City Attorney Craig Brown responded to Rutherford Institute allegations with a letter to City Council, and he disputes any notion that the new procedures are unconstitutional. “As you know, during the deliberation and discussion of this policy, there was never any suggestion that it would be used to restrain members of the media or the public in taking notes or making their own audio or visual recordings,” he says. city response to rutherford
Brown doesn’t address why the mayor needs kill-switch power over city-owned equipment.
When asked, Mayor Mike Signer says in an e-mail, “This was all about Council making our government as fair, accessible and effective for as many folks as possible. As our city attorney has advised, these new procedures are wholly consistent with the First Amendment and Virginia law. With that said, we should always be considering the effectiveness of all our policies, and these procedures, including the section you cite, should be no exception.”
Fenwick points out that the debate on the new policy took place at a Saturday work session attended by one citizen at which no public comment was allowed. “The public had no input on this,” he says.
Most bothersome for Fenwick, he says, are the lack of transparency and the lack of public participation in the new procedures. “Everything was done at once,” he says.
The new procedures nix councilors replying to citizen comments and direct them to defer to City Manager Maurice Jones’ responses, unless, at the discretion of the mayor, a councilor is recognized to respond to an individual public comment.

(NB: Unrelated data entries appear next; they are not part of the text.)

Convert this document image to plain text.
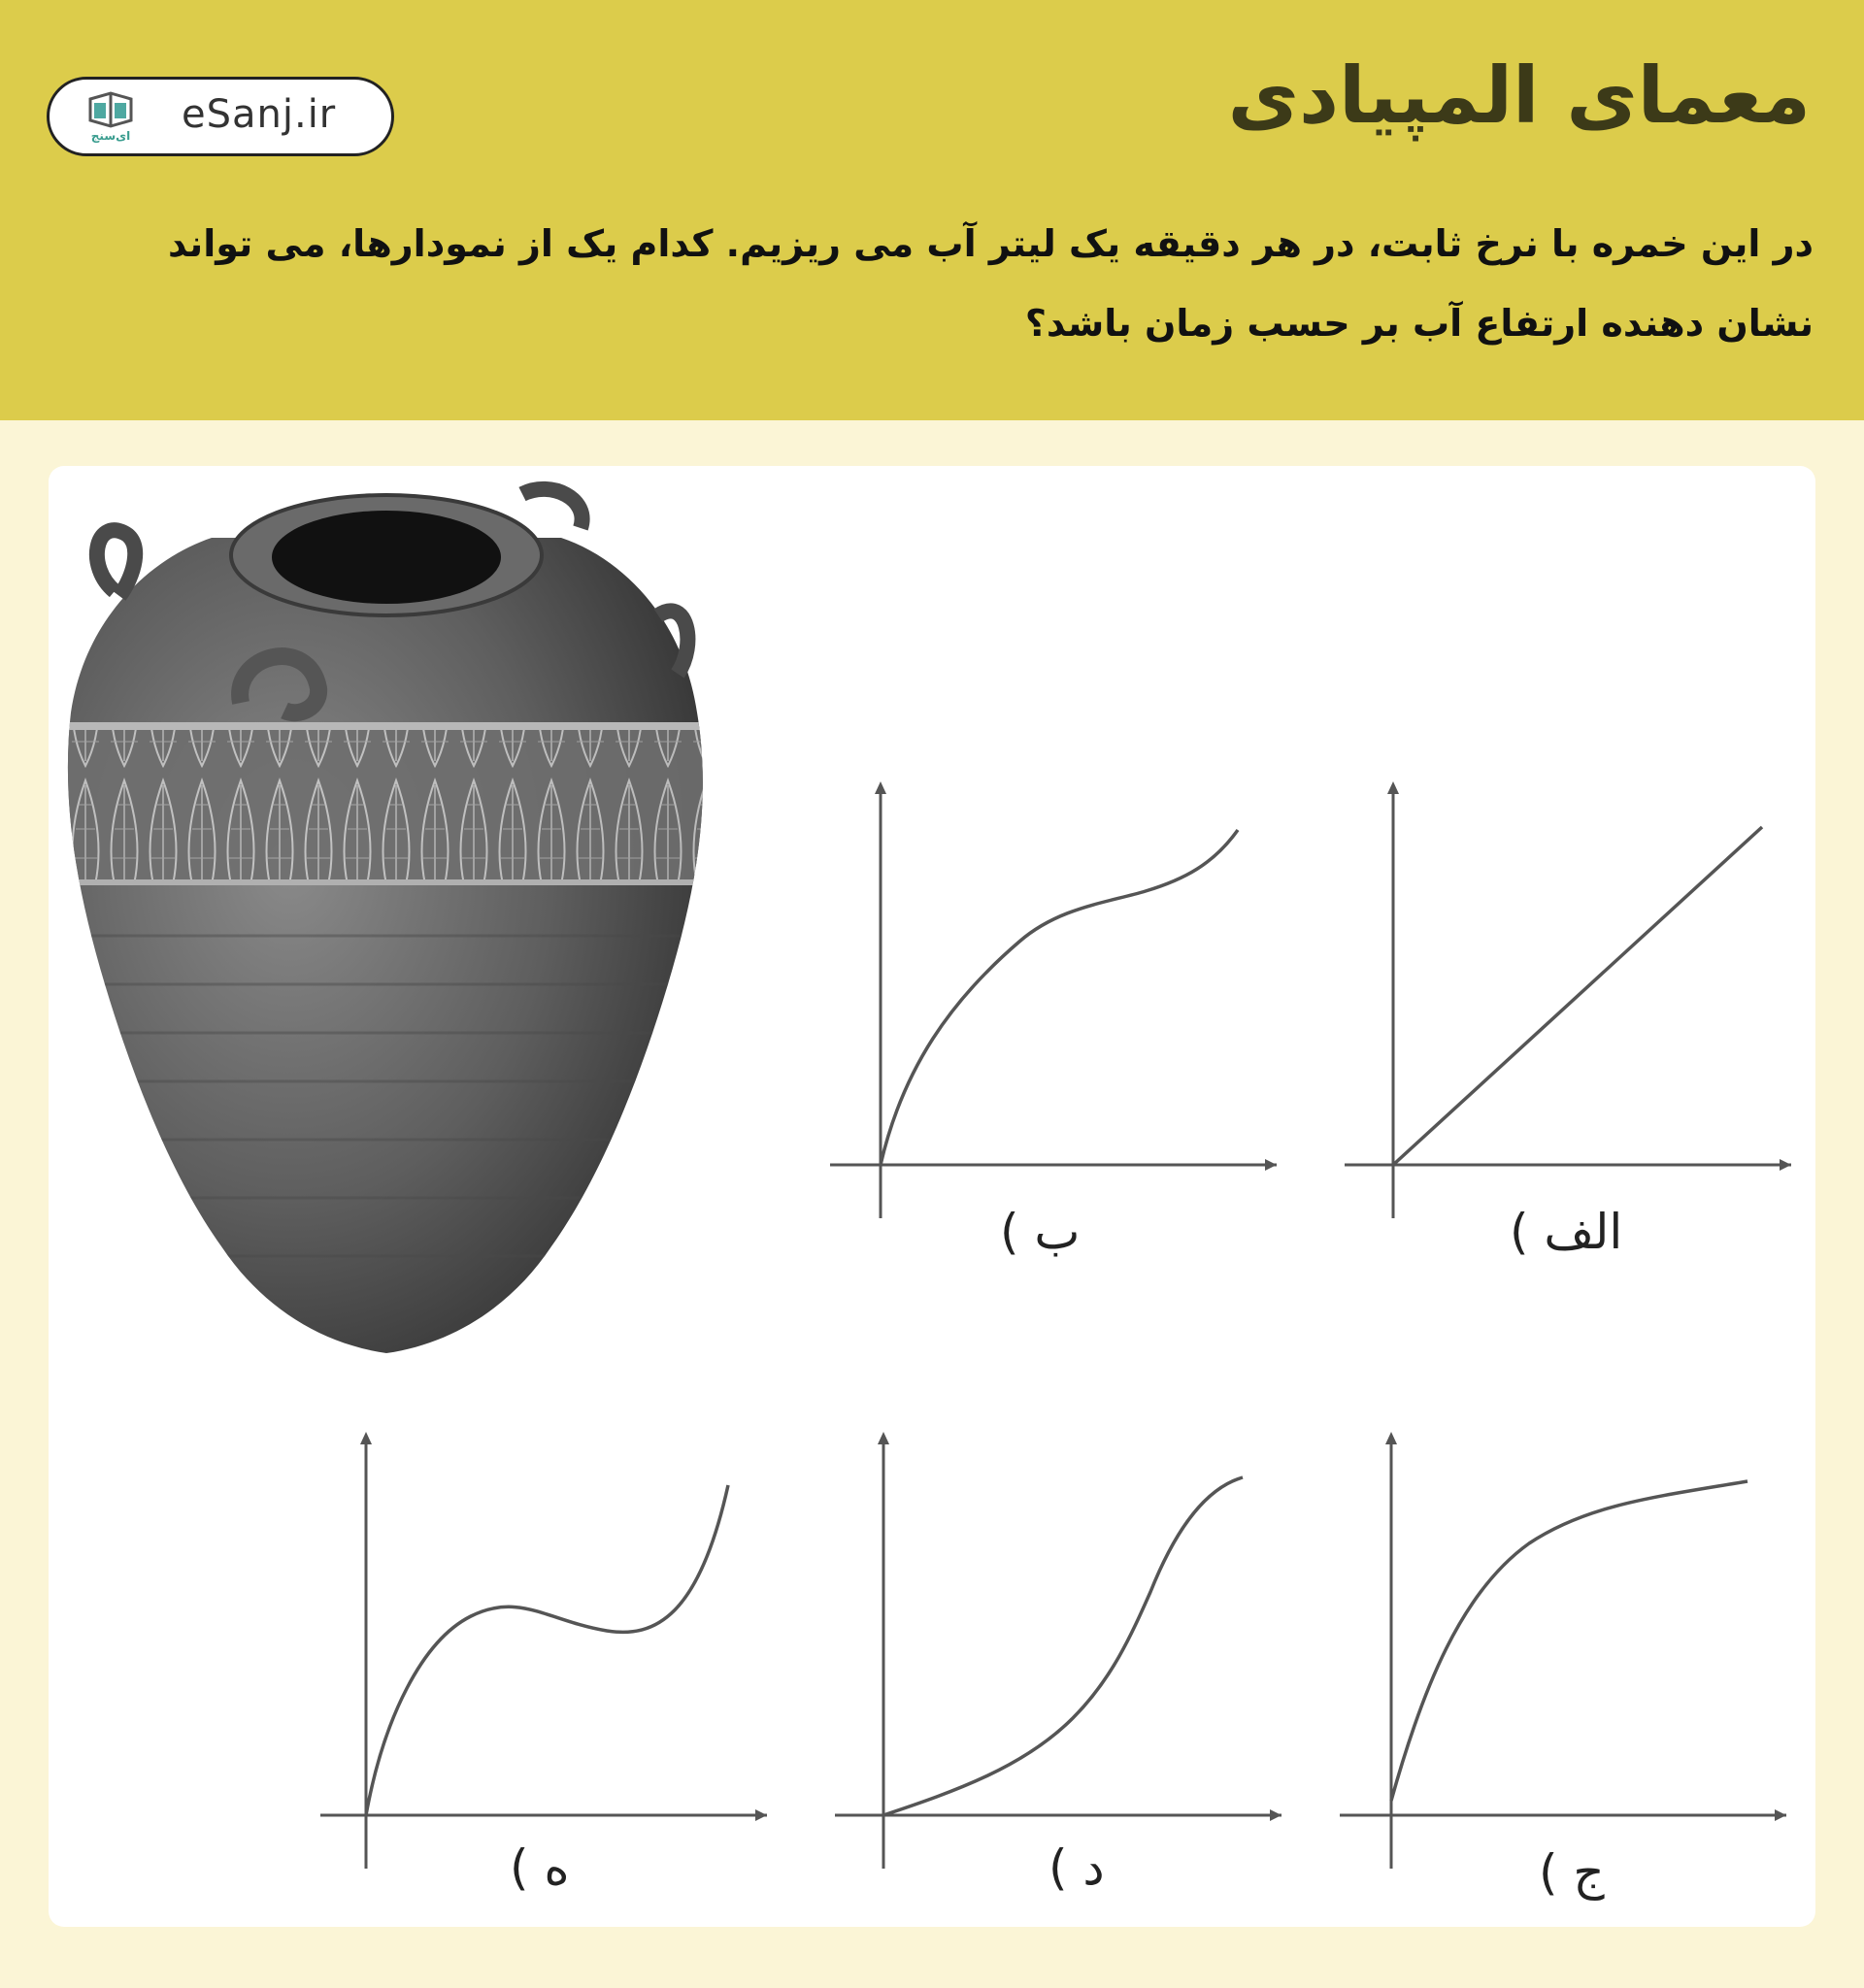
معمای المپیادی
ای‌سنج eSanj.ir
در این خمره با نرخ ثابت، در هر دقیقه یک لیتر آب می ریزیم. کدام یک از نمودارها، می تواند
نشان دهنده ارتفاع آب بر حسب زمان باشد؟
الف )
ب )
ج )
د )
ه )
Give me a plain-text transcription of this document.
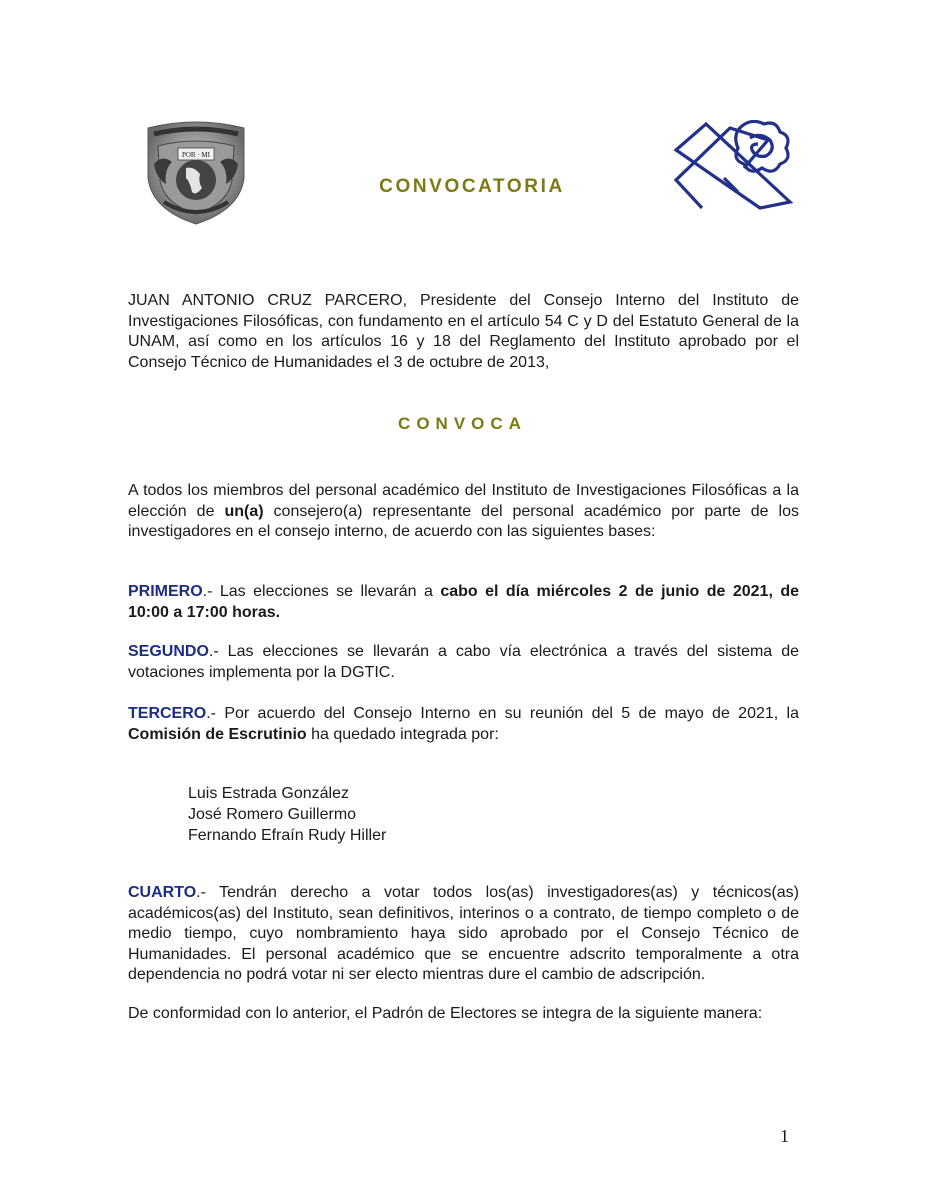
POR · MI
CONVOCATORIA
JUAN ANTONIO CRUZ PARCERO, Presidente del Consejo Interno del Instituto de Investigaciones Filosóficas, con fundamento en el artículo 54 C y D del Estatuto General de la UNAM, así como en los artículos 16 y 18 del Reglamento del Instituto aprobado por el Consejo Técnico de Humanidades el 3 de octubre de 2013,
CONVOCA
A todos los miembros del personal académico del Instituto de Investigaciones Filosóficas a la elección de un(a) consejero(a) representante del personal académico por parte de los investigadores en el consejo interno, de acuerdo con las siguientes bases:
PRIMERO.- Las elecciones se llevarán a cabo el día miércoles 2 de junio de 2021, de 10:00 a 17:00 horas.
SEGUNDO.- Las elecciones se llevarán a cabo vía electrónica a través del sistema de votaciones implementa por la DGTIC.
TERCERO.- Por acuerdo del Consejo Interno en su reunión del 5 de mayo de 2021, la Comisión de Escrutinio ha quedado integrada por:
Luis Estrada González
José Romero Guillermo
Fernando Efraín Rudy Hiller
CUARTO.- Tendrán derecho a votar todos los(as) investigadores(as) y técnicos(as) académicos(as) del Instituto, sean definitivos, interinos o a contrato, de tiempo completo o de medio tiempo, cuyo nombramiento haya sido aprobado por el Consejo Técnico de Humanidades. El personal académico que se encuentre adscrito temporalmente a otra dependencia no podrá votar ni ser electo mientras dure el cambio de adscripción.
De conformidad con lo anterior, el Padrón de Electores se integra de la siguiente manera:
1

“I’m being silenced,” says Fenwick. He feels further stifled by another rule that now requires two councilors rather than one to request the removal of consent agenda items and placing them at the end of the meeting for discussion. “If I’m working against a 4-1 majority, it’s pretty clear I’ve got a tough row to hoe,” he says.
One thing Fenwick doesn’t object to: the three-minute limit on councilors’ comments to make the meetings more efficient and end by 11pm.
Brown finds “no compelling reason to recommend any amendments” to the new procedures, and says with the rare exception of those who have attempted to disrupt and hijack the meeting, speakers have enjoyed full exercise of their free speech rights. “The First Amendment does not compel City Council to conduct its meetings in a manner akin to ‘The Jerry Springer Show,’” he writes.
Whitehead disagrees with Brown’s assessment. “I’m a nationwide authority on this,” he says. “If they aren’t going to listen to a constitutional authority, who are they going to listen to?”
He says such policies are a national phenomenon “to keep citizen comment to a minimum,” and he cites James Madison, who said he wrote the First Amendment to protect the minority from the majority.
Asks Whitehead, “Do we want that or do we want a group of bureaucrats who don’t want improper comments?”
The new procedures went into effect March 7.
Correction: Council will review the lottery sign-up procedure in six months, not the meeting procedures as a whole as originally reported. And Bob Fenwick should have been quoted as having a tough row, not road, to hoe.